The BSP said the GIR amounted to $105.65 billion as of end-July 2024, up from $105.19 billion in the previous month. It was also higher than $99.95 billion registered a year ago.
Data show that the end-July GIR level was the highest since it reached $107.3 billion in March 2022.
The BSP’s reserve assets consist of foreign investments, gold, foreign exchange, reserve position in the International Monetary Fund and special drawing rights.
“The month-on-month increase in the GIR level reflected mainly the upward valuation adjustments in the BSP gold holdings due to the increase in the price of gold in the international market, net income from the BSP’s investments abroad and the national government’s net foreign currency deposits with the BSP,” the BSP said.
It said the latest GIR level represents a more than adequate external liquidity buffer equivalent to 7.8 months’ worth of imports of goods and payments of services and primary income.
The BSP said that by convention, the GIR is viewed to be adequate if it can finance at least three-months’ worth of the country’s imports of goods and payments of services and primary income.
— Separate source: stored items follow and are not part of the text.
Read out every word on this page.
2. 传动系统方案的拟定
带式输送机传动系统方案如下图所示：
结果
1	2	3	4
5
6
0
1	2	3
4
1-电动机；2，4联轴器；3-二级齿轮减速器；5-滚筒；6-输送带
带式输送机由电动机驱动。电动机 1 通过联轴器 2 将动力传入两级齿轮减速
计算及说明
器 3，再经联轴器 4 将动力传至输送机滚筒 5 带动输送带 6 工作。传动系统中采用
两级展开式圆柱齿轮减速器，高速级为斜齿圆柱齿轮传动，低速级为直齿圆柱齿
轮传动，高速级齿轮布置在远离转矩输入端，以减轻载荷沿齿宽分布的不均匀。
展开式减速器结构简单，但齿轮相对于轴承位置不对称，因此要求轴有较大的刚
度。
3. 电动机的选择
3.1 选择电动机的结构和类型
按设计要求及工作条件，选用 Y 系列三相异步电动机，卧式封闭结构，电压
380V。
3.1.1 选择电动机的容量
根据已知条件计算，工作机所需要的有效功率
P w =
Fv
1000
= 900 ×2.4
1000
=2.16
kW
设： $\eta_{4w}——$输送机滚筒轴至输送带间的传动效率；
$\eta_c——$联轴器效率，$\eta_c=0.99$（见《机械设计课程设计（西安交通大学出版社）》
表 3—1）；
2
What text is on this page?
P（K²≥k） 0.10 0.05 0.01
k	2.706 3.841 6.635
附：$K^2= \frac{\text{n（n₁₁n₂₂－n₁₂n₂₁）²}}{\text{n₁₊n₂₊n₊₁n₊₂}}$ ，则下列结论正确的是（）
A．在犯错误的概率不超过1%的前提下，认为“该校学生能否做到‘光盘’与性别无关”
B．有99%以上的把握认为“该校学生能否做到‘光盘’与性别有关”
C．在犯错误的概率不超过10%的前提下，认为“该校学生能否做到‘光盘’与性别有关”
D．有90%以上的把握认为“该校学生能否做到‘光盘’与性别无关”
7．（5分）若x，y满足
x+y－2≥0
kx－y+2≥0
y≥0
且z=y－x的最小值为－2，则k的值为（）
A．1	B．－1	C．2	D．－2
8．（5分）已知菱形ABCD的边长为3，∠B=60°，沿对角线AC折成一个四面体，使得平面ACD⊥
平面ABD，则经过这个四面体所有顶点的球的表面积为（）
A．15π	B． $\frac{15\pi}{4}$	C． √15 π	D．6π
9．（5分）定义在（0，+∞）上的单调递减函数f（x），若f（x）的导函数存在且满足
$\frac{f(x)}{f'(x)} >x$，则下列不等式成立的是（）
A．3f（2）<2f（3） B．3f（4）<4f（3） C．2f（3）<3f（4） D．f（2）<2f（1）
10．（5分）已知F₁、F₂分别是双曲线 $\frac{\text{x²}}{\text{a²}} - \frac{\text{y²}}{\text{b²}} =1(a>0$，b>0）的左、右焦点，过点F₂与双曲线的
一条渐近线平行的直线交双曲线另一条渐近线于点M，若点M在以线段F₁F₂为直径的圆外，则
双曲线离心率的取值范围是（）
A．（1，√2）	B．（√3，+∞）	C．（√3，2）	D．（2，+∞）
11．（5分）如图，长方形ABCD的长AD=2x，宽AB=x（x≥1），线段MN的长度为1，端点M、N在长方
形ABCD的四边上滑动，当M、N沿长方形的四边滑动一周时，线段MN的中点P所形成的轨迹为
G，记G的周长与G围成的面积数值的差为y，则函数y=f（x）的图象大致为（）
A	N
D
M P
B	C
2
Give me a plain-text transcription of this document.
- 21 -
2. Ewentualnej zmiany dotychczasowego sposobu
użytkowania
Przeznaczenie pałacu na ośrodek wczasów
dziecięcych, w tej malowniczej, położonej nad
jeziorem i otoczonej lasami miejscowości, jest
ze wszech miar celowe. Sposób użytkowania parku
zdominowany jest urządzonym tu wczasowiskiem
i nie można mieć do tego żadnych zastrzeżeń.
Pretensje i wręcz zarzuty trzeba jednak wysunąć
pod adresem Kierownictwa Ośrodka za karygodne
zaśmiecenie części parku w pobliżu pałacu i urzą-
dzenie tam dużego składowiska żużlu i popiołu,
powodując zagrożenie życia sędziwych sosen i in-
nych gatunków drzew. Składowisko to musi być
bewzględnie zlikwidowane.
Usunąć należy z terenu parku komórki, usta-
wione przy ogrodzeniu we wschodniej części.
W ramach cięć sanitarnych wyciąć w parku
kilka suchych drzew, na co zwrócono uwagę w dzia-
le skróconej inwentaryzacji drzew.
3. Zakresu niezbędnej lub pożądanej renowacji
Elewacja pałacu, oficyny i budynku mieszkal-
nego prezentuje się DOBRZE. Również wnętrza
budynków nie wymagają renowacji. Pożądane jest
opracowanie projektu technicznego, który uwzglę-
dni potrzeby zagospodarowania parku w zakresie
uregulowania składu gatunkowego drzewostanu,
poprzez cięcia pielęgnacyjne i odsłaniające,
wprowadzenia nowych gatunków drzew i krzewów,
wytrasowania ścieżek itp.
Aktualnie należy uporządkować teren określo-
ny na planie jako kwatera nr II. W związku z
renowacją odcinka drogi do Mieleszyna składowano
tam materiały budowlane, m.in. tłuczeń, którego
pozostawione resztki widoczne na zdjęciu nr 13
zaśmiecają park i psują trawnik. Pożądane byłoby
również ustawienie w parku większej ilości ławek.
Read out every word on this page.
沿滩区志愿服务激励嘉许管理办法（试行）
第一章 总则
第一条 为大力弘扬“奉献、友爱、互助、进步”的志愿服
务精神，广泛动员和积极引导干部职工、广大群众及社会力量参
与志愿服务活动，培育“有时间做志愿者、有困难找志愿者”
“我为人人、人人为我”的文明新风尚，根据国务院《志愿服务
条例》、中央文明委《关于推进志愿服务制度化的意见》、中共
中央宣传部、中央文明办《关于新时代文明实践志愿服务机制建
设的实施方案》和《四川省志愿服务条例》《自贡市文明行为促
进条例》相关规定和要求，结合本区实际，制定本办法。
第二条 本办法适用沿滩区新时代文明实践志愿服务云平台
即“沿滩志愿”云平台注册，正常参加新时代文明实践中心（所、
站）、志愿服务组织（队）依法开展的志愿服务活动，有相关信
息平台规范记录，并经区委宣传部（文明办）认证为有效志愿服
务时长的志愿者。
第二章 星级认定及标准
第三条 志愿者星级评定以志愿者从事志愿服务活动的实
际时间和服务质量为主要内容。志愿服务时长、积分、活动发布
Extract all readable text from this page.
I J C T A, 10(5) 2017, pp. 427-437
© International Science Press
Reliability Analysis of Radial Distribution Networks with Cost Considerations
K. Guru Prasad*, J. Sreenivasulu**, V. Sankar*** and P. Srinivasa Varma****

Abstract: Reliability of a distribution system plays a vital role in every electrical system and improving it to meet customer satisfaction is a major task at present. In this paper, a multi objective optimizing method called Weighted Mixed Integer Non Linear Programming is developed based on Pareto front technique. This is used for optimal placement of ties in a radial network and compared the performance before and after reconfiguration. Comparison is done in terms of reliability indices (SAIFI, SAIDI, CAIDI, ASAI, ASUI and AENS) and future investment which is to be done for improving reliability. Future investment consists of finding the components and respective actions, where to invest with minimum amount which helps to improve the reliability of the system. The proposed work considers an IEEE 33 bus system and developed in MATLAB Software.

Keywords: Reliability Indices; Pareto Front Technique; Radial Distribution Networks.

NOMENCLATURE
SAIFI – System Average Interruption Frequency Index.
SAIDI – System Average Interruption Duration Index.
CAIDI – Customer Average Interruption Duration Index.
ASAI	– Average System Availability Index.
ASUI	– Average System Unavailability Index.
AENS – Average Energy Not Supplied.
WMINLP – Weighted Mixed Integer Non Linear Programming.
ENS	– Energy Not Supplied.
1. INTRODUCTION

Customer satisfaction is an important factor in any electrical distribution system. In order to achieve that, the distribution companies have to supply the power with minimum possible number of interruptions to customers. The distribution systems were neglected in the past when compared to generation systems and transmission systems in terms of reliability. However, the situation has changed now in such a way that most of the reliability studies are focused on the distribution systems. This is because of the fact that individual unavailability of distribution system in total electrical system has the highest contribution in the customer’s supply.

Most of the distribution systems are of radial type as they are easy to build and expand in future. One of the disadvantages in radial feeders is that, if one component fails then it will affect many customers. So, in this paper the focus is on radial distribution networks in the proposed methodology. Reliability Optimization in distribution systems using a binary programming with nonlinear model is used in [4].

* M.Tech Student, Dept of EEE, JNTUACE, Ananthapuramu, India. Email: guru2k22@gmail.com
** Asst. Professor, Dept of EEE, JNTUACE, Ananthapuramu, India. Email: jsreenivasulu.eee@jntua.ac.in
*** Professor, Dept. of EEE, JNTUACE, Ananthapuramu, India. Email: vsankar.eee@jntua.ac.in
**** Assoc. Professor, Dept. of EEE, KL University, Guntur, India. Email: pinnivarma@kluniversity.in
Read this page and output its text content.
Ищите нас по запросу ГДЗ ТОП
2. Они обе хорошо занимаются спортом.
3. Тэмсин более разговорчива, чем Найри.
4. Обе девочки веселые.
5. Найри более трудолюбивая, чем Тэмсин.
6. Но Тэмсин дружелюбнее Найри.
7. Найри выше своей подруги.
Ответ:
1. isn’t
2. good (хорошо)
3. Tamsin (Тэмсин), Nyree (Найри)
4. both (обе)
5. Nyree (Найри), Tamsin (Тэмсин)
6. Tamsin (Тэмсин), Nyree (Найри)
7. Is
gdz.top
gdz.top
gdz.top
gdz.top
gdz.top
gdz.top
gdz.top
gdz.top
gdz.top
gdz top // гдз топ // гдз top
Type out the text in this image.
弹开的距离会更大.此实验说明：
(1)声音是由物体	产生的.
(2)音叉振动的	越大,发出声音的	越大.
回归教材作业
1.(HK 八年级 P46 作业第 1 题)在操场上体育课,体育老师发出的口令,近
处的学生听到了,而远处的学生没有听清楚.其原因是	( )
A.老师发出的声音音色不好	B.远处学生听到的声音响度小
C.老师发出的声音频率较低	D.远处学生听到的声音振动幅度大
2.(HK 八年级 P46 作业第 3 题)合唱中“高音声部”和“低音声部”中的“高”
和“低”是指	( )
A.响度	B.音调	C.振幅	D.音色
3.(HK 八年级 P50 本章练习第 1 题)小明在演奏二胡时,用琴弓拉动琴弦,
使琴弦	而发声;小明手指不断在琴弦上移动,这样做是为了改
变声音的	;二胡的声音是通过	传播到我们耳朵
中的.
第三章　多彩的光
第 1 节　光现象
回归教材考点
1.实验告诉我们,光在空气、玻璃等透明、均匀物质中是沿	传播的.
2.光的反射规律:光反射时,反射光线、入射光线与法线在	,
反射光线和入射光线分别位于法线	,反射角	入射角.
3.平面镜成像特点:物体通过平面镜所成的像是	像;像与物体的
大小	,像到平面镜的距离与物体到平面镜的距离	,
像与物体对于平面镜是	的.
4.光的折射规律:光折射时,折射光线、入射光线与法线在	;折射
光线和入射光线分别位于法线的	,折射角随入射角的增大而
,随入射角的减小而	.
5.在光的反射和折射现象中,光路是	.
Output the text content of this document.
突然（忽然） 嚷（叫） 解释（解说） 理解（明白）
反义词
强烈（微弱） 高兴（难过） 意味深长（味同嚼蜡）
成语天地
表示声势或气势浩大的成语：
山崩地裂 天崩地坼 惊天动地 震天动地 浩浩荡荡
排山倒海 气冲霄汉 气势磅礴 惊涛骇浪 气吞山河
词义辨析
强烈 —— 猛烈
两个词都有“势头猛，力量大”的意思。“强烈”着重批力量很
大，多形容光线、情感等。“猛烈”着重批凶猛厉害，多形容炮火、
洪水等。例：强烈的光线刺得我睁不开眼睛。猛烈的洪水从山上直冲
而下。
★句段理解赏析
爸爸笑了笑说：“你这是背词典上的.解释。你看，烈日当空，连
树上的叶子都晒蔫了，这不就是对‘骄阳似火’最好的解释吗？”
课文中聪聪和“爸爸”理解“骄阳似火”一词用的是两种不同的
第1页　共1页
It said the latest GIR was also about 6.1 times the country’s short-term external debt based on original maturity and 3.8 times based on residual maturity.
Short-term debt based on residual maturity refers to outstanding external debt with original maturity of one year or less, plus principal payments on medium- and long-term loans of the public and private sectors falling due within the next 12 months.
The BSP said the level of GIR is considered adequate, if it provides at least 100-percent cover for the payment of the country’s foreign liabilities, public and private, falling due within the immediate 12-month period.
The net international reserves, which refers to the difference between the BSP’s reserve assets and reserve liabilities which is the short-term foreign debt and credit and loans from the IMF, also increased by $460 million to $105.62 billion as of end-July 2024 from the end-June 2024 level of $105.16 billion.